I think it's really interesting actually, because like it or not there is a class system in the UK. We all 'spot' what class other people are, but imperceptibly, unconsciously.

A lot of it is accent and background, it's not money. I know someone who is so obviously upper class, but he is always stony broke, has never had a proper job,his interests are pretty basic- football and soap operas mainly. But because he went to public school and his mother was the daughter of a baronet he will always be upper class.

MatildaIThink · 28/11/2021 15:13

@Pontypandytaxpayer

I think the two most defining characteristics of middle class vs working class are an ability to delay gratification and an open minded attitude with a continued desire to learn.

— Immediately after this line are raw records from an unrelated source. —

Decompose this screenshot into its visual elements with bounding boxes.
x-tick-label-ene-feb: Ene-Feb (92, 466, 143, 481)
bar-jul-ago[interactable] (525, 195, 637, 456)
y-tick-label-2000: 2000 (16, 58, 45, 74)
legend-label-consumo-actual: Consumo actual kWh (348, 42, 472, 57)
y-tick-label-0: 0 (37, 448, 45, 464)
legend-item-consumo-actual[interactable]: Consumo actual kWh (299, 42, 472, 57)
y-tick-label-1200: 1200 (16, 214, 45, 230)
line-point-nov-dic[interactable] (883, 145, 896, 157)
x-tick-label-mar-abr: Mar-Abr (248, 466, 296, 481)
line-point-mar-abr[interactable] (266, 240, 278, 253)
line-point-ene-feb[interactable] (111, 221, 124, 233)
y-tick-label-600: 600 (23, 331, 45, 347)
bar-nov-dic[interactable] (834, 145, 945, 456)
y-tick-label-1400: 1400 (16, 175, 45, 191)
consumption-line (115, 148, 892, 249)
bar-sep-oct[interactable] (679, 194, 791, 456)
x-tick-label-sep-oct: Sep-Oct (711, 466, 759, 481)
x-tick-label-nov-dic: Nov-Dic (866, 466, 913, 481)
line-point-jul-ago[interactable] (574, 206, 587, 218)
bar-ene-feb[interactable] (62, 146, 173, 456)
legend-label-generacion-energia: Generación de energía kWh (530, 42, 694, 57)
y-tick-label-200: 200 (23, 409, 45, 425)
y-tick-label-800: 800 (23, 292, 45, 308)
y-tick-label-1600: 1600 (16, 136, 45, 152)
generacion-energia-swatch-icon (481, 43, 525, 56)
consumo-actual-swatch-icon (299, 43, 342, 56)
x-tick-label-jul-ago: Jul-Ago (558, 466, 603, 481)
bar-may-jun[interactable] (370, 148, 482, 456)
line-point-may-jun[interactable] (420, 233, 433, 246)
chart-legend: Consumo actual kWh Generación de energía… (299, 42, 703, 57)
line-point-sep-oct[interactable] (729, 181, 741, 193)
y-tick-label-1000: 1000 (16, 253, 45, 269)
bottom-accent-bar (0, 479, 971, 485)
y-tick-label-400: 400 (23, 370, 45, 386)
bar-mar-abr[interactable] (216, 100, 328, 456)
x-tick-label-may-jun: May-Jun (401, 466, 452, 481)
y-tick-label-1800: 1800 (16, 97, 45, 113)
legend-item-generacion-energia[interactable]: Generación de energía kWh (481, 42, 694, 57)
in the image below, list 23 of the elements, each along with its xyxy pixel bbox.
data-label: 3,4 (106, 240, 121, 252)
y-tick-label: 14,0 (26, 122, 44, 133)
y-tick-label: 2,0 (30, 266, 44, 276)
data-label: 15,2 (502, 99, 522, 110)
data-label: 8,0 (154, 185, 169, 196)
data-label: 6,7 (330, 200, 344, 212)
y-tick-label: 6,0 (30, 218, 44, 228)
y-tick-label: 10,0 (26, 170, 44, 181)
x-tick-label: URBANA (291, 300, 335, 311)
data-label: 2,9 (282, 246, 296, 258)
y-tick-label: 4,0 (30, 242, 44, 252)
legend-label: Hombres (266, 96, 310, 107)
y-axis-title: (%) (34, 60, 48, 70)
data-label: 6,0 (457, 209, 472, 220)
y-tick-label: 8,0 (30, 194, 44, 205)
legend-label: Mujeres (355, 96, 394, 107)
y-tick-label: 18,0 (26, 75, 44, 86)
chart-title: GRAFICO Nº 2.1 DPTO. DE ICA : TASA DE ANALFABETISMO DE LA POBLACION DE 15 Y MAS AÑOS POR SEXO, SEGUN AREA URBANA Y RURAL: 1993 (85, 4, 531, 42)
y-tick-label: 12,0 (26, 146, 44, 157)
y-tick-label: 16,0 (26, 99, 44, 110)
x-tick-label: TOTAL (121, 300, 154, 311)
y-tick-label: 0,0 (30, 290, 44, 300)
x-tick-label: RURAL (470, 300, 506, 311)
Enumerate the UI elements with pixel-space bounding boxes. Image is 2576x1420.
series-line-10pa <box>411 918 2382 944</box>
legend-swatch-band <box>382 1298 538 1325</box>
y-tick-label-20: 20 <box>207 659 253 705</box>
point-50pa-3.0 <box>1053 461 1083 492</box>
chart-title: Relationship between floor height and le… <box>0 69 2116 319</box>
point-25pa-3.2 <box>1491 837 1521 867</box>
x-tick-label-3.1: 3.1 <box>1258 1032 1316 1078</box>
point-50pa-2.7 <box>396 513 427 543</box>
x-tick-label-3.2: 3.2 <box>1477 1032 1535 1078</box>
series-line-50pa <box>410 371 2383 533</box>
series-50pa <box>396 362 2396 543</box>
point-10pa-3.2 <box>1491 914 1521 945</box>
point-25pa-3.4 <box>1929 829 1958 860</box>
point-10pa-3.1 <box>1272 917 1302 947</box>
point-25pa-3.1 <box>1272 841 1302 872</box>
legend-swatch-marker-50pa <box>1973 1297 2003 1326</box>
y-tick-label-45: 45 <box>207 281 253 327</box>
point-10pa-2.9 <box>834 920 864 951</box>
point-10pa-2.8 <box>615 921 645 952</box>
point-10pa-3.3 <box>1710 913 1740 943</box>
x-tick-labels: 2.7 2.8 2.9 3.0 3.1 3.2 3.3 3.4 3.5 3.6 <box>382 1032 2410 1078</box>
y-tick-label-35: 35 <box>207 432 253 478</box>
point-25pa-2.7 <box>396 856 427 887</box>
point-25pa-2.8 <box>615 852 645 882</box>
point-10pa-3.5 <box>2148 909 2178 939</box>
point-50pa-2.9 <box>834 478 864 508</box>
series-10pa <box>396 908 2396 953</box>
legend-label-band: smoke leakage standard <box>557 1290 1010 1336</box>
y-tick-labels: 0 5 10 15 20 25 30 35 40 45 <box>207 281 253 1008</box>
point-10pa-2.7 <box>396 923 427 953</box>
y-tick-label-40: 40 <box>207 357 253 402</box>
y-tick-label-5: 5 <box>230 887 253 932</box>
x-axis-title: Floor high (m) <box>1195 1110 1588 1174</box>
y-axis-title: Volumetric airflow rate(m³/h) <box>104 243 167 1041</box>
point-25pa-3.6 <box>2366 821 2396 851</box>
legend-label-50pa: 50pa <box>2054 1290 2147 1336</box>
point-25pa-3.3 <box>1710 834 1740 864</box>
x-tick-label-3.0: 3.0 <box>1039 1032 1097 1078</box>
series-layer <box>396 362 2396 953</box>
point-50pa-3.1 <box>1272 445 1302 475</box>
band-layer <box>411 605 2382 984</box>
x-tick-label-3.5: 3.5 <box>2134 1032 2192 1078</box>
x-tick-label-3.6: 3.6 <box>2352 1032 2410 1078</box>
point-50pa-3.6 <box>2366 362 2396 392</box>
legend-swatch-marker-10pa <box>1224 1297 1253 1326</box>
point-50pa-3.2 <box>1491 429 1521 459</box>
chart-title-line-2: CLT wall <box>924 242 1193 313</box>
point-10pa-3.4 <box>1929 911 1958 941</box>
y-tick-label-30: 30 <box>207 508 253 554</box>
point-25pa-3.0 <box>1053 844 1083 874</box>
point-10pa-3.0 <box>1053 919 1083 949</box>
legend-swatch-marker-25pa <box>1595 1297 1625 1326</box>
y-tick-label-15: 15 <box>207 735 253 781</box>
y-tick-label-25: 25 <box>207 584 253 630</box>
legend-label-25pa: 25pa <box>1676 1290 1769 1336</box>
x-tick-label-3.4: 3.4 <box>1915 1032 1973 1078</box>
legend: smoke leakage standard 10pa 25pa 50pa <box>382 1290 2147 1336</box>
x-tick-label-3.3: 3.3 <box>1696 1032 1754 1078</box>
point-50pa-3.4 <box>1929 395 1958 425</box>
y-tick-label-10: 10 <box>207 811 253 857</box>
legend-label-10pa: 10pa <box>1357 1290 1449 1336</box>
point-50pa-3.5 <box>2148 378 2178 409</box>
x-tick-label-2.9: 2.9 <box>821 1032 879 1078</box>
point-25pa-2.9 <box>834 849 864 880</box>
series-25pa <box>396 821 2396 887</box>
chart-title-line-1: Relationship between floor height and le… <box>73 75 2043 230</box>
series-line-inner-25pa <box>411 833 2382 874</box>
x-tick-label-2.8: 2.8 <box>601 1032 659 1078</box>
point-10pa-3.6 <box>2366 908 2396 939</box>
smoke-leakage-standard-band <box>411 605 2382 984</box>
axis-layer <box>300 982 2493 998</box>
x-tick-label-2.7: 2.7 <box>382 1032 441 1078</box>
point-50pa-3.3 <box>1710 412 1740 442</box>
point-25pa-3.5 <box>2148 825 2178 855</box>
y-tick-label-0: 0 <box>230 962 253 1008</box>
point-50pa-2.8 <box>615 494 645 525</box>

What the fuck are you talking about it?

A lot of people who have got to be middle class in terms of financial and career rewards have done so by delaying gratification. They chose to continue education in a way which built towards a career, they put in the extra hours for no extra pay now, knowing that it would benefit them down the track with promotions. They will put in the extra hours as paid overtime to help them save the deposit to buy. They save towards things rather than buying them in credit. They are less likely to engage in conspicuous consumption. They delay gratification.

With regard to the open minded attitude, they are open to new ideas, concepts, ways of working, technological change, as well as continually developing and learning, they study outside of work hours, they read to amass knowledge that will be useful in life.

Or I guess you could just swear because you choose to deliberately not understand.